セーブライオンズの帽子2
おじさんに手を引かれ近所のスーパーに向かいました。
そのスーパーは2階建てで、一階が食品売り場2階にちょっとした生活品や雑貨などが置いてあります。
帽子売り場を見つけておじさんは「ほら、どの帽子がいい?」
ゆうすけ君にかりたセーブライオンズの帽子がない。ゆうすけ君にかりたのはセーブライオンズの帽子なんや。

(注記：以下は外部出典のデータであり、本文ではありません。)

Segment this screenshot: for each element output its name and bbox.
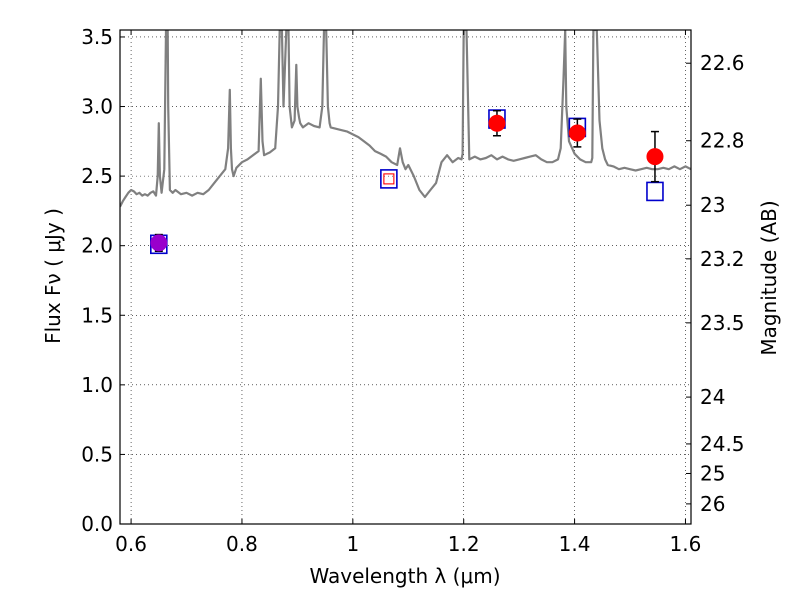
observed-point bbox=[568, 124, 586, 142]
y-tick-label: 3.0 bbox=[81, 95, 113, 119]
y2-axis-ticks: 22.6 22.8 23 23.2 23.5 24 24.5 25 26 bbox=[686, 51, 745, 516]
x-tick-label: 0.6 bbox=[115, 532, 147, 556]
spectrum-layer bbox=[120, 30, 691, 208]
x-tick-label: 0.8 bbox=[226, 532, 258, 556]
observed-point bbox=[150, 234, 168, 252]
y2-tick-label: 22.8 bbox=[700, 129, 745, 153]
y-axis-label: Flux Fν ( μJy ) bbox=[41, 208, 65, 344]
x-tick-label: 1.2 bbox=[448, 532, 480, 556]
y-tick-label: 0.5 bbox=[81, 442, 113, 466]
data-points-layer bbox=[150, 109, 664, 255]
y2-tick-label: 23.5 bbox=[700, 311, 745, 335]
y-tick-label: 1.5 bbox=[81, 303, 113, 327]
x-tick-label: 1.6 bbox=[670, 532, 702, 556]
y2-tick-label: 22.6 bbox=[700, 51, 745, 75]
model-point bbox=[380, 169, 398, 189]
y-tick-label: 0.0 bbox=[81, 512, 113, 536]
observed-point-square bbox=[383, 173, 395, 185]
observed-point bbox=[488, 114, 506, 132]
y-tick-label: 2.5 bbox=[81, 164, 113, 188]
x-tick-label: 1 bbox=[346, 532, 359, 556]
y2-tick-label: 23 bbox=[700, 193, 725, 217]
y2-tick-label: 26 bbox=[700, 492, 725, 516]
y-tick-label: 2.0 bbox=[81, 234, 113, 258]
y2-tick-label: 24.5 bbox=[700, 432, 745, 456]
y-tick-label: 3.5 bbox=[81, 25, 113, 49]
y-tick-label: 1.0 bbox=[81, 373, 113, 397]
x-axis-ticks: 0.6 0.8 1 1.2 1.4 1.6 bbox=[115, 30, 701, 556]
observed-point bbox=[646, 148, 664, 166]
x-axis-label: Wavelength λ (μm) bbox=[309, 564, 500, 588]
plot-frame bbox=[119, 29, 692, 525]
x-tick-label: 1.4 bbox=[559, 532, 591, 556]
spectrum-line bbox=[120, 30, 691, 208]
y2-tick-label: 23.2 bbox=[700, 247, 745, 271]
y-axis-ticks: 0.0 0.5 1.0 1.5 2.0 2.5 3.0 3.5 bbox=[81, 25, 125, 536]
y2-tick-label: 24 bbox=[700, 385, 725, 409]
y2-tick-label: 25 bbox=[700, 461, 725, 485]
y2-axis-label: Magnitude (AB) bbox=[757, 200, 781, 355]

「じゃあ代わりにこれおじさんが買ったるから、ゆうすけ君に代わりにこれ買って持っていき」
おじさんがそう言いました。
そして代わりに白い帽子を買ってくれたのです。
おじさんありがとう。
そう言って店を出た時、洋君が僕の耳元でこういいます。
「ケンちゃん逃げよう。」
なんで?
「いいから早く!」
洋君は僕の手を握り急に走り出しました。
おじさんが遠くから「まって。お菓子買ってあげるから戻っておいで。」
洋君なんなん?なんでにげるんや。
「いいから。速く走って」
結局ねむの木橋まで走って到着した頃、洋君は息を切らしながら僕にこう言いました。
「ケンちゃん。あの人についていったらあかん。俺思い出したんや。交番に貼ってる似顔絵を」
なにそれ?
「見たことないんか?最近カマを持ったおじさんが子供たちを追いかけてくるって。交番に貼ってあったんや。その似顔絵があのおじさんそっくりなんや。」
洋君は交番で見た似顔絵のおじさんだと気が付いて逃げ出したんです。
もしあの時洋君が気が付かなければあの後どうなっていたのでしょうか。
それ以来知らないおじさんにはついていかないと心から思いました。